Data warehousing Flashcards
what is data warehousing
collection of data that helps analysts to make informed decisions in an organisation, allow us to analyse data in a multi-dimensional space, results in data mining and data generalisation
what kind of data do data warehouses store
very large store of historical data
features of data warehouses
subject oriented
integrated
time - variant
non - volatile
what does subject oriented mean
provides information around a subject rather than ongoing operations. focuses on modelling and analysis of data. examples of this are product, customers, suppliers, sales, revenue etc.
what does integrated mean
constructed by integrating data from many different sources such as relation databases or flat files
time - variant
data collected is identified with a particular time period e.g. in the last 12 months
non - volatile
data is not erased when new data is added
what is different in a Data warehouse over a database (only data warehouse points)
Queries are often complex and present a general form of data.
it is a database but there is no frequent updating
OLAP query only needs read-only access to stored data
Doesn’t require transaction processing, recovery and concurrency controls as its stored separately from the operational database
what is different in an operational database over a database (only operational database points)
Built for well-known tasks and work such as searching particular records and indexing.
Support concurrent processing of multiple transactions (OLTP)
Concurrency control and recovery mechanisms are needed.
Allows to read and modify operations
maintains current data - goes through frequent changes on a daily basis
Types of data warehouse
Information processing
Analytical processing
Data mining
What is information processing
allows processing of data stored in it
can be processed by querying, basic statistical analysis, reporting using cross tabs, tables, charts or graphs
What is Analytical processing
supports analytical processing of the data within it by means of OLAP operations
these are: slice and dice, drill down, drill up and pivot
What is data mining
support knowledge discovery by finding hidden patterns and associates.
Constructing analytical models, performing classification and prediction.
Results can be presented using visualisation tools
What is Enterprise Data Warehouse(EDW)
Services entire enterprise
What might an EDW environment have
An EDW(enterprise data warehouse)
an operational datastore
physical and virtual data marts
what are data marts
they are used by individual departments or groups
use a dimensional data model to build
what is an operational data store
Subject oriented system, optimised for looking up 1 or 2 records at a time for decision making.
allows access to more current data more quickly
a hybrid form of data warehouse containing integrated information
Is a data warehouse OLAP or OLTP
OLAP
Is a operational database OLAP or OLTP
OLTP
True or false? Historical processing of information is done by a Data warehouse
True, operational databases do day to day processing
does a data warehouse or operational database analyse the business
A data warehouse analyses the business and operational databases run the business
which would be larger in size, a data warehouse or an operational database
a datawarehouse(100GB - 100TB)
what does the top tier include
Data mining, reporting tools for analysis and business intelligence.

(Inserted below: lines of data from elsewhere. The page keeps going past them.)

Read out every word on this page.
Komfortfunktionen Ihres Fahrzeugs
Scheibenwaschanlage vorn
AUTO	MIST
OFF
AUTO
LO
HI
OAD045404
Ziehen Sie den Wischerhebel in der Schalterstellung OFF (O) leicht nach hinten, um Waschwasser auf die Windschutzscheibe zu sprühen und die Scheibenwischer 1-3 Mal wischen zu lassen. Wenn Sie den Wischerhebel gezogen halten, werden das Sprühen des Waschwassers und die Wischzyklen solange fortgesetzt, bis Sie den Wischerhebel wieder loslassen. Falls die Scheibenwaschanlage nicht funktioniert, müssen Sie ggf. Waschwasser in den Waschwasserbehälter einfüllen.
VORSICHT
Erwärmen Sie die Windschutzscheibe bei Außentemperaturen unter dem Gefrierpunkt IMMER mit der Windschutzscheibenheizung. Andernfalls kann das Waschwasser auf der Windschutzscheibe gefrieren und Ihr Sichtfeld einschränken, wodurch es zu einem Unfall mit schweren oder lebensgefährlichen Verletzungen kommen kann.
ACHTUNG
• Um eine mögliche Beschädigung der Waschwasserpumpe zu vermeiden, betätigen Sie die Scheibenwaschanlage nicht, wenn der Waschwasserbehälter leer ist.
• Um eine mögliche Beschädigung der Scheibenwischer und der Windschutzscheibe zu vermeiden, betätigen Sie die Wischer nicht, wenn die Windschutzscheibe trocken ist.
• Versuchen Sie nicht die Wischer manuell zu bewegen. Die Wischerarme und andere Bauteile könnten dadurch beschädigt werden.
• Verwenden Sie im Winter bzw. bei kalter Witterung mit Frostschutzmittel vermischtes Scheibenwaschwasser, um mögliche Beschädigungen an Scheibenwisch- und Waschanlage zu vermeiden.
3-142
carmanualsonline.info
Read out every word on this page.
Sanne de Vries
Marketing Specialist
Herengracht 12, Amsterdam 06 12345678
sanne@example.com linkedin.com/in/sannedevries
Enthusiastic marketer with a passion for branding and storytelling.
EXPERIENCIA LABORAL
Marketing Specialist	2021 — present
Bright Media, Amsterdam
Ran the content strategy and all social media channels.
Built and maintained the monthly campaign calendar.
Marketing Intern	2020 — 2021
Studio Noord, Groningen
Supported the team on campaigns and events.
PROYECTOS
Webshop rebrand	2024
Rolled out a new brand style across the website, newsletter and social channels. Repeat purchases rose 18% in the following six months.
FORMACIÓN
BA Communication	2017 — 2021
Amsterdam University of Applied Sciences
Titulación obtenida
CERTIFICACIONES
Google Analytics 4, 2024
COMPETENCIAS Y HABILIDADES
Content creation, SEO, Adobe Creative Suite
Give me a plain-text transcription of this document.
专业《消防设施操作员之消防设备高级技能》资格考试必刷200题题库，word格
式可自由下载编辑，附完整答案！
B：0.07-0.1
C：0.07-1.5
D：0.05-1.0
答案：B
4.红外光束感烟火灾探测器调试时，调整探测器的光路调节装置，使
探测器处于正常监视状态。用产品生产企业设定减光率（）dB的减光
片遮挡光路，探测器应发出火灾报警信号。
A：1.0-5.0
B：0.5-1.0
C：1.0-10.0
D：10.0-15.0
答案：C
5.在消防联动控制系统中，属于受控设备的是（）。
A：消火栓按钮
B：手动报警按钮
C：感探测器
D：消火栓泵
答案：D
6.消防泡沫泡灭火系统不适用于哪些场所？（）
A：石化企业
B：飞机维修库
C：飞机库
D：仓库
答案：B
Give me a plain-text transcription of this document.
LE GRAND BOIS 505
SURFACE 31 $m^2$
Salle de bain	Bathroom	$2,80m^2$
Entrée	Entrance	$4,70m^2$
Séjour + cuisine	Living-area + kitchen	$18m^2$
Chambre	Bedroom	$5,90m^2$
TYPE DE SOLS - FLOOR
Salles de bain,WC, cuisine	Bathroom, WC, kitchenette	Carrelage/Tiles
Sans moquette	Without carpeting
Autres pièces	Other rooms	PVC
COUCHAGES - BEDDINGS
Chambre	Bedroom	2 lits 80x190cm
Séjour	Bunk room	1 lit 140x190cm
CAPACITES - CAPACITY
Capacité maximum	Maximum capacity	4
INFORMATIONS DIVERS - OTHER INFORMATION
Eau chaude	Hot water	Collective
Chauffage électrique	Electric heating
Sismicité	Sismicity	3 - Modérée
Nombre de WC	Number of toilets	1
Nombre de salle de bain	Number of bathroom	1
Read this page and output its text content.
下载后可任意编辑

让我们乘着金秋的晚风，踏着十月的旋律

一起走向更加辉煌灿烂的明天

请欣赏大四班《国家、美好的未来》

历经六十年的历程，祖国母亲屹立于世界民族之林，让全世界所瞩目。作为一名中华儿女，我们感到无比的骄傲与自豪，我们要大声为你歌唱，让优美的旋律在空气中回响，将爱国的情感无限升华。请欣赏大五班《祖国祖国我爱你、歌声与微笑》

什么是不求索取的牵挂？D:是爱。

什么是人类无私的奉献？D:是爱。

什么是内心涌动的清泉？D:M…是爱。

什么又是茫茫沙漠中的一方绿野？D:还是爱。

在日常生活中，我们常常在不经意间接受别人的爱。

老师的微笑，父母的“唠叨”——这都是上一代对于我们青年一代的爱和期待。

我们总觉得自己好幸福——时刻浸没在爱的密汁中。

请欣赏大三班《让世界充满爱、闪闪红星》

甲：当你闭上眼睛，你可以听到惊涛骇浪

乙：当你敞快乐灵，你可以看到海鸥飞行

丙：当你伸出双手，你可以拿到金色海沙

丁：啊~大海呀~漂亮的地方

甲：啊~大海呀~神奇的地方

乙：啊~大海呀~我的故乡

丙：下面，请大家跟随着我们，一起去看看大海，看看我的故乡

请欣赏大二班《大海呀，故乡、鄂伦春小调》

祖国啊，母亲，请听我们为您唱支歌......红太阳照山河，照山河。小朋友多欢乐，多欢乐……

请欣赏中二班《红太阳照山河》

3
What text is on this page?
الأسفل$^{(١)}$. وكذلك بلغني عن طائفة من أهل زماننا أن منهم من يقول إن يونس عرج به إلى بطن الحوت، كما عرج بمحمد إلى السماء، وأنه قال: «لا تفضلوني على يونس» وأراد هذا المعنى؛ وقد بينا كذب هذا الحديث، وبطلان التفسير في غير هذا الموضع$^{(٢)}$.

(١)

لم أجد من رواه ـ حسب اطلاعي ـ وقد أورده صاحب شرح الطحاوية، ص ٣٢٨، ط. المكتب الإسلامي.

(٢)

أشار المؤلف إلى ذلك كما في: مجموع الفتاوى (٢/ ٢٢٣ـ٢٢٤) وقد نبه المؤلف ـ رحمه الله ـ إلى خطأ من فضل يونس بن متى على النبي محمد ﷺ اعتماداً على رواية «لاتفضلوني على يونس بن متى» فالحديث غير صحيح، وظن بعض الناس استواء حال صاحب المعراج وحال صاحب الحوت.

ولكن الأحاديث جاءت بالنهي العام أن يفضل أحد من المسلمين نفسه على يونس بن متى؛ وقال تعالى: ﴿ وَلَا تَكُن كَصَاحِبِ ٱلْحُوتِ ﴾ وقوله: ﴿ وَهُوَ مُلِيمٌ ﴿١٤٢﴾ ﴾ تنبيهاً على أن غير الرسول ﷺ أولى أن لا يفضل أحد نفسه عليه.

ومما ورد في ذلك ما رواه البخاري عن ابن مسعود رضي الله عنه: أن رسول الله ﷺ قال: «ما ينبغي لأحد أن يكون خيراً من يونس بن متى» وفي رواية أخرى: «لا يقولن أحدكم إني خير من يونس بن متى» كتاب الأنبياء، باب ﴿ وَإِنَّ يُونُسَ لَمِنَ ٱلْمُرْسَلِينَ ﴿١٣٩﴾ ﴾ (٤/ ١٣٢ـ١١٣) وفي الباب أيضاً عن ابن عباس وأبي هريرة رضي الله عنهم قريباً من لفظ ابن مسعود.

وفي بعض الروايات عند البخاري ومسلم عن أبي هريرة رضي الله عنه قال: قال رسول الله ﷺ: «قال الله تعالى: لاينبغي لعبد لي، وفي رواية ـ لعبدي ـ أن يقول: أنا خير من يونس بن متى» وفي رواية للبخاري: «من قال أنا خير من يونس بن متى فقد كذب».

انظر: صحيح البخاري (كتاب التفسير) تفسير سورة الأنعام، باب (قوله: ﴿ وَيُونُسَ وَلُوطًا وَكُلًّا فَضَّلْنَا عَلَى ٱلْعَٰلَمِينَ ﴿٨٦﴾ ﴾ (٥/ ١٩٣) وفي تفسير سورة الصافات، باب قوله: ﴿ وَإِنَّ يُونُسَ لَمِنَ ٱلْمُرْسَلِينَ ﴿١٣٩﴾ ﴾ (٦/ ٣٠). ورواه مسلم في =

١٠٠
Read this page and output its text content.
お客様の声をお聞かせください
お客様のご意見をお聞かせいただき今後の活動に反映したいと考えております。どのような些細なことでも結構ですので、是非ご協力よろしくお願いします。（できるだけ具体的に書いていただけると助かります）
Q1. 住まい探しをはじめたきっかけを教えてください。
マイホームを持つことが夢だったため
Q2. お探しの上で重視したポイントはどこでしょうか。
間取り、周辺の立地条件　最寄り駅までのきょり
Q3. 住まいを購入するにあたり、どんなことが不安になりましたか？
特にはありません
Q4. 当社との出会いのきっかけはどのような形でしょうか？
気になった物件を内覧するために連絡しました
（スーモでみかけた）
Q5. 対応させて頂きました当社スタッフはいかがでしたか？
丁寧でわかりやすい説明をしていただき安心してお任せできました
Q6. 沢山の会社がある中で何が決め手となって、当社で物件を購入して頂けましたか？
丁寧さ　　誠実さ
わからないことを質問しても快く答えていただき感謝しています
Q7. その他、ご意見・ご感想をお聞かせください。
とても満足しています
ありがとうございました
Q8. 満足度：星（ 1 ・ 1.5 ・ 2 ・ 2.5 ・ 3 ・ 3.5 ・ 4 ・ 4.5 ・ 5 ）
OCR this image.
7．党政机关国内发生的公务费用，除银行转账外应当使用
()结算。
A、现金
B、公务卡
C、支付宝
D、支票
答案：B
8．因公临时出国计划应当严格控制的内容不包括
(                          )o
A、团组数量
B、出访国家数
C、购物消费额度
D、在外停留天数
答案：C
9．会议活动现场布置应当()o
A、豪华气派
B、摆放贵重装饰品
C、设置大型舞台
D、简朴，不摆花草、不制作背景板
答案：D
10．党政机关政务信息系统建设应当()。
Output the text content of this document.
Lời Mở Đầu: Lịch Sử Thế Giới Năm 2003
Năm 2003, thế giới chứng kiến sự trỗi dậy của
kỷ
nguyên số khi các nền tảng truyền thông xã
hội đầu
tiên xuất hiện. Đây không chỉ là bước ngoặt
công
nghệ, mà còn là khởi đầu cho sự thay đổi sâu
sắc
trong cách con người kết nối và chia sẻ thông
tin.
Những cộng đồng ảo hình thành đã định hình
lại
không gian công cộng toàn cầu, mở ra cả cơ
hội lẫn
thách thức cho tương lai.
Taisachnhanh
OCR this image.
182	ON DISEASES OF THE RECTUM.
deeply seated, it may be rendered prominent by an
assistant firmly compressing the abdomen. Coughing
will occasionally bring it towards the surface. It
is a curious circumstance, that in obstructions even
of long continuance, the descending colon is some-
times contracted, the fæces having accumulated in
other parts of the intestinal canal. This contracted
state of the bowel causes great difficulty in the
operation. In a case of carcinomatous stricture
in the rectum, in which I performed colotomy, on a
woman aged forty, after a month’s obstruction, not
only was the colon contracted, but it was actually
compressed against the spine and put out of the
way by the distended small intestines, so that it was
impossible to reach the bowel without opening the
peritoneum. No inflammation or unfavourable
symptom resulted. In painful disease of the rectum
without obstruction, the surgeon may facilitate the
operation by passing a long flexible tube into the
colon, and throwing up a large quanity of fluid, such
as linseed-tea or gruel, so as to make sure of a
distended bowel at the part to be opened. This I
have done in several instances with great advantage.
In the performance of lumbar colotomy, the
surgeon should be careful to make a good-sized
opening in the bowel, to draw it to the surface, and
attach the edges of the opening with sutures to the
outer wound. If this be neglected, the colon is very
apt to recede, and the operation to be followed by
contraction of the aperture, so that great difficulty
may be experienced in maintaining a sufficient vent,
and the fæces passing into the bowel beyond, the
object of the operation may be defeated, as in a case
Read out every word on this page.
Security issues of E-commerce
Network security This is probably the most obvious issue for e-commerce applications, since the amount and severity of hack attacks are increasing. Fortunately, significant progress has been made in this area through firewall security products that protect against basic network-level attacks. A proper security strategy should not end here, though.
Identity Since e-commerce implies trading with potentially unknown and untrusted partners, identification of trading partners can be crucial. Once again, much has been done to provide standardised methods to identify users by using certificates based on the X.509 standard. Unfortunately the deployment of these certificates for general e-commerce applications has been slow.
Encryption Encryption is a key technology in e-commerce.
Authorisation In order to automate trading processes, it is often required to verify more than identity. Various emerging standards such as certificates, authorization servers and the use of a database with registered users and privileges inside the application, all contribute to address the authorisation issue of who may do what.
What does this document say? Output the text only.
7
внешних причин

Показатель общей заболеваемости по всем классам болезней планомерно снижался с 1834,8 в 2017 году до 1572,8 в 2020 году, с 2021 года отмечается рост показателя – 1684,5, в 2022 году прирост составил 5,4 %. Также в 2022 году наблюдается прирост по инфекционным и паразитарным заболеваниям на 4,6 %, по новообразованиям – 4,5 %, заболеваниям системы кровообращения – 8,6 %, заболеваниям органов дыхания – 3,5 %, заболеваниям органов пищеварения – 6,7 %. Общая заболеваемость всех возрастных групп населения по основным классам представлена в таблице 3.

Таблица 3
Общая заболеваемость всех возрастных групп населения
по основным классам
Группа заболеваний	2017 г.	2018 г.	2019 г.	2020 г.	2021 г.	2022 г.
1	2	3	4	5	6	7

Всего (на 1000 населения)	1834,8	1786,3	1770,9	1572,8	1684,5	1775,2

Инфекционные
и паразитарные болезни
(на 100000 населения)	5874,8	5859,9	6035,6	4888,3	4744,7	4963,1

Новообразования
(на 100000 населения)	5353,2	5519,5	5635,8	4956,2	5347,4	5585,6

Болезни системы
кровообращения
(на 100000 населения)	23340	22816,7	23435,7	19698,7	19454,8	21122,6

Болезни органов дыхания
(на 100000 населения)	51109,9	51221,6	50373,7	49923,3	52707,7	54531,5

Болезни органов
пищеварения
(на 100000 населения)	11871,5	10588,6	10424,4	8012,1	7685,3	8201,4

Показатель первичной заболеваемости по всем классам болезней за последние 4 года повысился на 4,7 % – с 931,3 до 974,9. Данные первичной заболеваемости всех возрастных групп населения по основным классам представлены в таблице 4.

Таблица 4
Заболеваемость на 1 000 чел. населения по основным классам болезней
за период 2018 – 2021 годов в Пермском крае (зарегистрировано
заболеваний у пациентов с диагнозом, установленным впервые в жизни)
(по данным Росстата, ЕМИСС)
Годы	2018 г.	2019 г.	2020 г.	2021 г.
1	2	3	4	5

Query tools, reporting tools, analysis or data mining tools
what does the middle tier include
OLAP server
used to provide information to business analysts and managers
interacts with the bottom tier and passes on insights to the top tier tools
what does the bottom tier include
database server extracts data from different sources using a gateway
data sources fed into the bottom tier can include operational databases and other types of front end data
functions of data warehouse tools
data extraction data cleaning data transformation data losing refreshing
what is refreshing
updating data sources to the warehouse
data losing
sorting, summarising, consolidating, checking the integrity and building indices and patterns
data transformation
convert the data to warehouse format
data cleaning
finding and correcting errors in data
data extraction
gather data from many different sources
metadata
data about data which defines the data warehouse
used for building, maintaining and managing the data warehouse
Fact tables
contain measurements of business(sales, purchase orders, shipment)
can be quite large(50 billion records, 1-5 terabytes)
dimension tables
store the descriptions of the dimensions of the business (product, customer, vendor, store)
smaller than fact tables
what are data warehouses used for
analysis and separate to the day-to-day operational database